Susan C. Faircloth
Susan C. Faircloth
Dr. Faircloth, an enrolled member of the Coharie Tribe, joined the faculty of The Pennsylvania State University in the Fall of 2003. She is currently an Associate Professor of Educational Leadership. She earned both her master’s and doctoral degrees from Penn State where she was a fellow in the American Indian Special Education Teacher Training Program and the American Indian Leadership Program. After earning her doctoral degree, she served as the Director of Policy Analysis and Research with the American Indian Higher Education Consortium.

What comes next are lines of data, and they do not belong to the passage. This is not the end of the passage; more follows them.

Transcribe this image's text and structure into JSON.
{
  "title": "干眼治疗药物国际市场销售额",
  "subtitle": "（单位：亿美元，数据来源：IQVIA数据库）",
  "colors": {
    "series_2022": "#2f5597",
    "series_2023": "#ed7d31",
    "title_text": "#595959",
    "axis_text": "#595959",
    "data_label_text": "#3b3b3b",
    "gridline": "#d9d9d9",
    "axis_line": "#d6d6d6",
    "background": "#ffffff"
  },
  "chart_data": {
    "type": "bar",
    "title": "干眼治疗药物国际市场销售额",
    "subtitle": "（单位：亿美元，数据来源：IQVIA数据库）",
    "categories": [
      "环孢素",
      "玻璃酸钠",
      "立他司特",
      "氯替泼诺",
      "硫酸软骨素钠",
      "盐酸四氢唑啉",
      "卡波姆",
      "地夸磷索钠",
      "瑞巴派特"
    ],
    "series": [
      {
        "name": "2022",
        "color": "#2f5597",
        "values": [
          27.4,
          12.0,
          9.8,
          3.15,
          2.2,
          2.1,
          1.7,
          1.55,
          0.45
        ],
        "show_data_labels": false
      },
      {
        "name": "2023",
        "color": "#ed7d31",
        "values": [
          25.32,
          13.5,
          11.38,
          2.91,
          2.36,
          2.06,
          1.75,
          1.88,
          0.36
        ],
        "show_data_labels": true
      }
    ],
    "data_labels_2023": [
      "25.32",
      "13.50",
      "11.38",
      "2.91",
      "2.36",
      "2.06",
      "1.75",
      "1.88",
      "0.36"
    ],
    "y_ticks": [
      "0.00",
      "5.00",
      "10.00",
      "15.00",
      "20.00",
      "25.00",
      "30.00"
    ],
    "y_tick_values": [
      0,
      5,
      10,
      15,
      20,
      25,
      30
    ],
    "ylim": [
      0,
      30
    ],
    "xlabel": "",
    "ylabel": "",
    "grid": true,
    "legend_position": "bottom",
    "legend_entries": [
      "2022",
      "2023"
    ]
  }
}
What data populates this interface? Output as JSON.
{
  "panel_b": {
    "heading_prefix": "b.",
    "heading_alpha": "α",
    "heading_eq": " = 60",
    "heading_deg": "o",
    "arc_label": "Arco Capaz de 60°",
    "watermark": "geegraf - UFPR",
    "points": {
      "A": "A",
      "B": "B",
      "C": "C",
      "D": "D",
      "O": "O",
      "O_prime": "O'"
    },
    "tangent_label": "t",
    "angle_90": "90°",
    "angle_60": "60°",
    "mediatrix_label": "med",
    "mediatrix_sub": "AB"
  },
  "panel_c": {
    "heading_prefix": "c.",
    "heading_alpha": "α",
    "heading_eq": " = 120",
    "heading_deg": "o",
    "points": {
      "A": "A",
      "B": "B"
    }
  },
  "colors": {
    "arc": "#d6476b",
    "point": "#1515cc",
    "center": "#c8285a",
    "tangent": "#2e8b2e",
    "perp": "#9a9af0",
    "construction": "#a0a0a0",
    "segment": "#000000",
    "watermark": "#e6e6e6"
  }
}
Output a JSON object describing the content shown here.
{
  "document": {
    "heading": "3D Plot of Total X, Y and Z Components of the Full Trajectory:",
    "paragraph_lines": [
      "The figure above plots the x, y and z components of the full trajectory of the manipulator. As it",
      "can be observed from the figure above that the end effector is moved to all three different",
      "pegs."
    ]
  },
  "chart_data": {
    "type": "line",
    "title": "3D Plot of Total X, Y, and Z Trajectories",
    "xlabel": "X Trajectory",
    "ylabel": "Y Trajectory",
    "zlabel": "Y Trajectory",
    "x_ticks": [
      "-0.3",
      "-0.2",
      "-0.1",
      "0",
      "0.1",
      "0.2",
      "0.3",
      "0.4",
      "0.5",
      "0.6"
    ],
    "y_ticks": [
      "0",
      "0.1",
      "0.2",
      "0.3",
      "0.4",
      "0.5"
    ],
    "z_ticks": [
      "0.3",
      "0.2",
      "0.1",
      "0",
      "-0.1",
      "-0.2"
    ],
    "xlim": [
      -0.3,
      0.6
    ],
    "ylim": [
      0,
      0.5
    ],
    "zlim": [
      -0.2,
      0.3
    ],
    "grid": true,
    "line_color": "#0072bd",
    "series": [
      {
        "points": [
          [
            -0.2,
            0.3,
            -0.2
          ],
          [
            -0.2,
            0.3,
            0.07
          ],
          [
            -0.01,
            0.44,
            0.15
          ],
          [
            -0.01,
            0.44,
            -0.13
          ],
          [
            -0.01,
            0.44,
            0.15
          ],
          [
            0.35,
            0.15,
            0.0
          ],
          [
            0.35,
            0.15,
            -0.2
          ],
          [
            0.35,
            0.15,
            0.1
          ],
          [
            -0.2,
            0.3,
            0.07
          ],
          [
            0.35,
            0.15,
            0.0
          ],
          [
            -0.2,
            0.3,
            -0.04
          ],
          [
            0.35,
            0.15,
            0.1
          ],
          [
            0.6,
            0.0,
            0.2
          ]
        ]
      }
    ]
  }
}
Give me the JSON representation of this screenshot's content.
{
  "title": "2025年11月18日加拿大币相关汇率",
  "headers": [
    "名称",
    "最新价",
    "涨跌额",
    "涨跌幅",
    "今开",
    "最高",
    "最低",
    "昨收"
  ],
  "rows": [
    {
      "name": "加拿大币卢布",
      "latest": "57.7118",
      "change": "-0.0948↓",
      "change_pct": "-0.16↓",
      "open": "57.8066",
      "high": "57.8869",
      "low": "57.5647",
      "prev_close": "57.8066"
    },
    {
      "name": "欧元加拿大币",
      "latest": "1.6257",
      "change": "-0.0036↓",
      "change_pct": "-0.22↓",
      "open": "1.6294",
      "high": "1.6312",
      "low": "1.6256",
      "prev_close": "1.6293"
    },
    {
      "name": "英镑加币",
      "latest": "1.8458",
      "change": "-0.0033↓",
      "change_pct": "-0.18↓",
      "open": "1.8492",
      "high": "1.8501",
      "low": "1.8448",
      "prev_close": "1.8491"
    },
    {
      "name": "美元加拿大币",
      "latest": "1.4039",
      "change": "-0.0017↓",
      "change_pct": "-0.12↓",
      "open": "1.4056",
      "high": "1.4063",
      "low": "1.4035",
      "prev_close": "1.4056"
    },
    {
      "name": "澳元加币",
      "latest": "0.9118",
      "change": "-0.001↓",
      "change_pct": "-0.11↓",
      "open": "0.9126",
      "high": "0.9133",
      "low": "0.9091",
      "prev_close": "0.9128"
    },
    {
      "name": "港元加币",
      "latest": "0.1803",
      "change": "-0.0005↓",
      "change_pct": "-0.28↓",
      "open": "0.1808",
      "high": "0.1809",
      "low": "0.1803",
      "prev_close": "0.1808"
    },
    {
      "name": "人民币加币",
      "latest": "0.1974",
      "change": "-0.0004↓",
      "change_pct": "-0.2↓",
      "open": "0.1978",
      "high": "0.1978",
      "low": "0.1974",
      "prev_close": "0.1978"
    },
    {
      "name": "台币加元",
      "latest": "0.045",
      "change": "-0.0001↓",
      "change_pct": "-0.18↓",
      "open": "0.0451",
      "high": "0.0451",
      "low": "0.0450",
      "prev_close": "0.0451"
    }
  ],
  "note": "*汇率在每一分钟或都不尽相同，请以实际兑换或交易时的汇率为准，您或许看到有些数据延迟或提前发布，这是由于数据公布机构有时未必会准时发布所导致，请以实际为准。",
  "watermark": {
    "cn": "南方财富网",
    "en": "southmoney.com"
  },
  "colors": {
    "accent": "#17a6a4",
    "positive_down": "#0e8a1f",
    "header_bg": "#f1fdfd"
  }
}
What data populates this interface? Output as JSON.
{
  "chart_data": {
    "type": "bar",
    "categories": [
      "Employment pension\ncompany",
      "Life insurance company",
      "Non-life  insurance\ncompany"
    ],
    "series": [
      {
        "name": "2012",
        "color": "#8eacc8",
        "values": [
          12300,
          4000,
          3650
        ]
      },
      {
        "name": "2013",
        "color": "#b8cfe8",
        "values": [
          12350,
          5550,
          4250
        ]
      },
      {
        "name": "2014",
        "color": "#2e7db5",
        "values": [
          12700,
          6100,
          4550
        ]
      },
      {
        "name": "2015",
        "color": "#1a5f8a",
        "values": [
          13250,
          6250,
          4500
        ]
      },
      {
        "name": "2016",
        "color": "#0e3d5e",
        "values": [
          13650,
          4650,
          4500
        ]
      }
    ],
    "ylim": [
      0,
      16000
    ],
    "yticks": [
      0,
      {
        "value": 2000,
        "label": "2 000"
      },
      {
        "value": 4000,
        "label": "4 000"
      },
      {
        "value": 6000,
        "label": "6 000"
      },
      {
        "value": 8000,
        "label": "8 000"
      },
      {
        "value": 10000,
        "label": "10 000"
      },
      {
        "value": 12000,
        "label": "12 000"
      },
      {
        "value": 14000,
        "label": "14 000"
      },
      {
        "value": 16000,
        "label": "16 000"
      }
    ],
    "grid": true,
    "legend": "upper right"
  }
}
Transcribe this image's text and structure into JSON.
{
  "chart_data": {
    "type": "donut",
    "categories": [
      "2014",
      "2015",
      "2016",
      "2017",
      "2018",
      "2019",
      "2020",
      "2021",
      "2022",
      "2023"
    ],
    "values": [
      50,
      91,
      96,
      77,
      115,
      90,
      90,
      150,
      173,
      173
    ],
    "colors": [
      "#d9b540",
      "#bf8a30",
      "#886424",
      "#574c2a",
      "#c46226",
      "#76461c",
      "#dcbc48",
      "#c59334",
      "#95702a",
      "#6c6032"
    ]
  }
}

Dr Faircloth’s research focuses on the education of American Indian and Alaska Native (AI/AN) students with disabilities. She is specifically interested in the factors that account for the referral and placement of AI/AN students in special education programs and services in the early grades, the role of Head Start programs and services in the education of young AI/ANs, the preparation of school leaders, and the moral and ethical dimensions of school leadership. Her work has been published in Harvard Educational Review, The Journal of Special Education Leadership, International Studies in Educational Administration, Values and Ethics in Educational Administration, the Tribal College Journal of American Indian Higher Education, the Rural Special Education Quarterly, and the Journal of Disability Policy Studies.
In addition to teaching and research, Dr. Faircloth serves as the director of a personnel preparation grant ("Principals for Student Success") for aspiring school administrators, funded by the U.S. Department of Education, Office of Indian Education. She is also a former Ford Foundation Postdoctoral scholar and recently completed a research fellowship with the American Indian/Alaska Native Head Start Research Center at the University of Colorado Denver.
During Spring 2012, she will complete a Fulbright Senior Scholar Award in conjunction with Victoria University of Wellington in Wellington, New Zealand.